JATIMTIMES - Ledre pisang adalah salah satu jenis camilan yang memiliki rasa manis dan gurih asli Bojonegoro yang sudah diakui sebagai Warisan Budaya Takbenda (WBTB). Meski demikian, ledre pisang rupanya juga banyak dijumpai di toko oleh-oleh yang ada di Tulungagung.
Ledre pisang rupanya memiliki kisah sejarah yang menarik. Makanan satu ini lahir dari tangan kreatif masyarakat Tionghoa di Bojonegoro yang kemudian berkembang menjadi salah satu ikon kuliner lokal khas Jawa Timur yang populer hingga saat ini.
Baca Juga : Polisi Selidiki Penyebab Kebakaran Tanaman Bambu di Desa Ngujang, Diduga Ulah ODGJ
Bahan dasar ledre pisang terdiri dari pisang raja, tepung terigu, gula, dan tepung beras, yang diolah dengan cermat hingga menghasilkan camilan berbentuk gulungan dengan panjang sekitar 20 cm. Ciri khas ledre adalah rasa pisang yang kuat, dengan tekstur lembut dan renyah yang membuatnya termasuk dalam kategori kue kering.
Bagi yang asing dengan bentuk ledre pisang, bentuk gulungannya yang menyerupai semprong, menjadikannya mudah dikenali dan disukai oleh banyak orang. Meski bentuk dan rasanya serupa dengan kue semprong, di Bojonegoro, camilan ini lebih dikenal dengan nama ledre.
Menurut laman Warisan Budaya Takbenda Indonesia, nama "ledre" berasal dari kata "diedre-edre" yang berarti "dibuat pipih melebar". Proses pembuatan ledre menggunakan arang sebagai bahan bakar untuk memanaskan adonan, yang memberikan aroma khas dan kelezatan yang berbeda.
Sejarah mencatat bahwa ledre pertama kali muncul di kawasan Pecinan Padangan, Bojonegoro, sekitar tahun 1932. Kawasan ini dikenal sebagai pusat pemukiman masyarakat Tionghoa yang terletak di tepi Sungai Bengawan Solo.

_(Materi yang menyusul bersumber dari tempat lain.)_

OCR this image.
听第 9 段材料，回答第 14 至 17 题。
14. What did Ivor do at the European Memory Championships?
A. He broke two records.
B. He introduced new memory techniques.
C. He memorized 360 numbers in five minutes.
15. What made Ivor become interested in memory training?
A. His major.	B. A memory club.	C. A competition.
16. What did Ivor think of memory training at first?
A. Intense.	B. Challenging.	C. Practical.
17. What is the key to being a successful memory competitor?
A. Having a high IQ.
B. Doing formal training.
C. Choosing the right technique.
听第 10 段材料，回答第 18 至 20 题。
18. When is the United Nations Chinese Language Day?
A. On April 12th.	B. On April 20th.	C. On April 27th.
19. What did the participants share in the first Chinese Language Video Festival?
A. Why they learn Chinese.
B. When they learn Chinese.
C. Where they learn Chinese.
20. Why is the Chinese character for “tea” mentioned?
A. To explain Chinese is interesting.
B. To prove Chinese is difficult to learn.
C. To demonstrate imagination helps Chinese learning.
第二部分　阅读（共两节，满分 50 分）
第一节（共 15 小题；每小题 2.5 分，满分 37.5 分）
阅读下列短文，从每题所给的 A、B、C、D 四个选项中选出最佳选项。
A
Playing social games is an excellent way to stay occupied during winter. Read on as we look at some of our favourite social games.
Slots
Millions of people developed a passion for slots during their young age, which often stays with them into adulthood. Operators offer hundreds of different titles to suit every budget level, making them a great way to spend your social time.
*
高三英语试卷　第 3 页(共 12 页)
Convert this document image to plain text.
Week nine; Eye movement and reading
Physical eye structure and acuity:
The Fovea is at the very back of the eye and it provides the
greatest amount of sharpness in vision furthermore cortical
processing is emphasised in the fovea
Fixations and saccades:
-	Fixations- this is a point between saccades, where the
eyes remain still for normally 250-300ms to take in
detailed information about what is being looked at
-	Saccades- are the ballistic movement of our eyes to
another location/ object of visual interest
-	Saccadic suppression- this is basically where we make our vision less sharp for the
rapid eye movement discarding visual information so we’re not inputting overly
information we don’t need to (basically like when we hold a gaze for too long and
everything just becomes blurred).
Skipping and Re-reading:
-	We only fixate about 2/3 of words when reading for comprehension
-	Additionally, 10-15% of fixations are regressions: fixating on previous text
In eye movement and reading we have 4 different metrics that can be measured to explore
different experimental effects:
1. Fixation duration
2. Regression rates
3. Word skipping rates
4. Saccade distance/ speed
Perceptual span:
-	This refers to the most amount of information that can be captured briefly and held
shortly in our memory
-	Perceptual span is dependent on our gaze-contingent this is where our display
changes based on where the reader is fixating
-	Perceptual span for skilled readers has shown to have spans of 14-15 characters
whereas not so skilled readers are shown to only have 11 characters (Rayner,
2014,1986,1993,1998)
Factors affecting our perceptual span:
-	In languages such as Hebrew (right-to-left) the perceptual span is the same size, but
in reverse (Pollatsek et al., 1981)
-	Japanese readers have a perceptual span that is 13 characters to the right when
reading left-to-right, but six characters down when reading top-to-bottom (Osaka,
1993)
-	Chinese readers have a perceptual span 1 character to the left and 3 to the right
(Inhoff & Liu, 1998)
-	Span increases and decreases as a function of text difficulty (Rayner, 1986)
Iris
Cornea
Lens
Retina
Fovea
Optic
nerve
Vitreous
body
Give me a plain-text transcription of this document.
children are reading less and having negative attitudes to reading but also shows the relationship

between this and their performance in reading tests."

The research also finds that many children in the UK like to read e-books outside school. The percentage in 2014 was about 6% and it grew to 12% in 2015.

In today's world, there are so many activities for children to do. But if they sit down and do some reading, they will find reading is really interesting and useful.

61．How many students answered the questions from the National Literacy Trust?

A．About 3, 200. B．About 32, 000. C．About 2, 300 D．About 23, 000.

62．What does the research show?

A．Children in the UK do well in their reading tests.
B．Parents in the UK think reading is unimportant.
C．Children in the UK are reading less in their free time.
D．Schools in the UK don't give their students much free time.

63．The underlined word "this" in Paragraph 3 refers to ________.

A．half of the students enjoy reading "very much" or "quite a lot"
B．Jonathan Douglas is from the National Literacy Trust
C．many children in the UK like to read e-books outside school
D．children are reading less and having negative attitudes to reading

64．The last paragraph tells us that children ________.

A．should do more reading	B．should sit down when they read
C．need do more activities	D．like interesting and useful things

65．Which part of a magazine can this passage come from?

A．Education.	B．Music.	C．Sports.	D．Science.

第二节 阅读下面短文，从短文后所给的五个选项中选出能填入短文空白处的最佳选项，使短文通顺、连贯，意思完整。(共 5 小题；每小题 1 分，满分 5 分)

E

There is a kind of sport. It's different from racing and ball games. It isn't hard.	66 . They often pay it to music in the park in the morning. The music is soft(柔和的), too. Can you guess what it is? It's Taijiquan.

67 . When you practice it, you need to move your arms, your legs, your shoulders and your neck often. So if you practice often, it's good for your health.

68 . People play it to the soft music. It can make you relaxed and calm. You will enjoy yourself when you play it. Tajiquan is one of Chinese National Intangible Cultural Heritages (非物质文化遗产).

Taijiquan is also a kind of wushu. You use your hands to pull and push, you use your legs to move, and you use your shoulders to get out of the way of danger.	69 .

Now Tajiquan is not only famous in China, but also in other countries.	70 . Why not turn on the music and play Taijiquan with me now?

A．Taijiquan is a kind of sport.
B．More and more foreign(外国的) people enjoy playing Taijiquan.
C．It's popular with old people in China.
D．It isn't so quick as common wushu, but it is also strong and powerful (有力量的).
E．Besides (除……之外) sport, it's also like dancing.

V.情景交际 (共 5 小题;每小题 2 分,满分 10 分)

Tokoh yang merintis ledre pisang bernama Mak Min Tjie, seorang perempuan Tionghoa berusia 14 tahun. Saat itu, dia adalah orang pertama yang menciptakan ledre dan dikenal sebagai pionir dalam industri pembuatan ledre hingga ia wafat pada tahun 2002 di usia 84 tahun.
Baca Juga : Mengenal Jeruk Pamelo Madu Pagelaran, Beratnya Sampai 3 Kilogram
Setelah kepergian Mak Min Tjie, usahanya diteruskan oleh putri angkatnya, Ny. Seger, yang juga dikenal dengan nama Sri Eka Darmayanti setelah menikah dengan Seger Eko Buono pada tahun 1978. Ny. Seger melanjutkan tradisi pembuatan ledre di Pecinan Padangan, tepatnya di depan Gereja Padangan, dengan merk dagang Ledre Ny. Seger.
Dia telah membantu ibunya sejak muda dalam proses pembuatan dan penjualan ledre, sehingga tidak mengalami kesulitan besar dalam meneruskan usaha keluarga tersebut. Saat ini, produksi ledre tidak hanya terbatas di Bojonegoro, bahkan banyak kuliner ledre yang rupanya juga dibuat di Tulungagung.
Ledre pisang menjadi salah satu camilan dengan keunikan rasa dan tekstur yang khas. Makanan ini sering menjadi pilihan oleh-oleh kala berkunjung ke Jawa Timur, khususnya di wilayah Tulungagung. Warisan ini terus dilestarikan oleh para pengrajin ledre lokal, sehingga memastikan makanan yang memiliki tekstur renyah ini tetap dapat dinikmati oleh generasi mendatang.